L’accessibilità degli spazi urbani è un diritto che non riguarda esclusivamente i cittadini portatori di disabilità permanenti (fisiche o sensoriali), ma anche chi ha impedimenti temporanei, le famiglie con passeggini, gli anziani e i turisti portatori di disabilità.
4. Far conoscere l’opportunità delle Comunità Energetiche nelle scuole.
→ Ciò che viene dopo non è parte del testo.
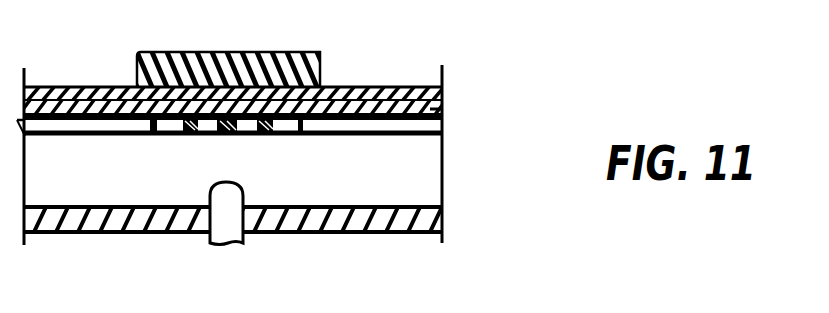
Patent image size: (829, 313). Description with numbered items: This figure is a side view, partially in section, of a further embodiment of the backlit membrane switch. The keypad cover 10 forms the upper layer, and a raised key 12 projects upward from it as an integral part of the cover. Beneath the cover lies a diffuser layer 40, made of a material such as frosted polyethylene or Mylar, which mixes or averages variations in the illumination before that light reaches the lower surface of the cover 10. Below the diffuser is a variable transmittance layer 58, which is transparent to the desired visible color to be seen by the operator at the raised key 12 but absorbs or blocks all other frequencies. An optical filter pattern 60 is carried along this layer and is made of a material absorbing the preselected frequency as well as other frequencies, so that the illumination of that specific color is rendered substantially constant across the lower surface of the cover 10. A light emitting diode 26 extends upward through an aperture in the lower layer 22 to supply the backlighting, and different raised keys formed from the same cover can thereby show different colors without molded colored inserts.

The keypad cover 10 is at (367, 83).
The raised key 12 is at (237, 52).
The lower wall 22 is at (397, 233).
The light emitting diode 26 is at (213, 247).
The diffuser layer 40 is at (433, 108).
The variable transmittance layer 58 is at (423, 127).
The optical filter pattern 60 is at (158, 136).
La promozione della nascita di Comunità Energetiche Rinnovabili (CER) e di Autoconsumo realizza, per quanto attinente agli aspetti energetici e ambientali, alcuni importanti obiettivi dell’Agenda 2030 dell’ONU, offrendo la possibilità di contrastare la povertà energetica e di diminuire la dipendenza da fonti fossili, oltre a favorire la partecipazione dei cittadini. In tal senso sviluppare nelle scuole la coscienza e la formazione su queste tematiche innesca meccanismi in grado di diffondere e amplificare la volontà e le possibilità di realizzazione di interventi di produzione di energia rinnovabile. Gli edifici scolastici sono dotati di grandi superfici di copertura che si prestano ad accogliere l’installazione di pannelli fotovoltaici; questo fatto, accoppiato all’orario d’uso e al tipo di utilizzo, alla formazione e sensibilizzazione specifica di insegnanti e allievi, rendono le scuole particolarmente adatte a essere il soggetto promotore della costituzione di una CER insieme ad altri edifici a differente destinazione. Per questo ho chiesto di:
- affrontare la rigenerazione degli edifici scolastici di competenza comunale con un forte coinvolgimento delle comunità in un percorso partecipato e condiviso;
- avviare Comunità energetiche a partire da edifici scolastici e contestualmente procedere all’efficientamento energetico degli stessi edifici, con interventi su: finestre, ricambio aria, tipo e orario di illuminazione, regolazione riscaldamento, isolamento termico, anche utilizzando investimenti connessi alla prevenzione della diffusione del’epidemia Covid;
- intraprendere una campagna di sensibilizzazione e di informazione a partire dalle scuole su questo tema.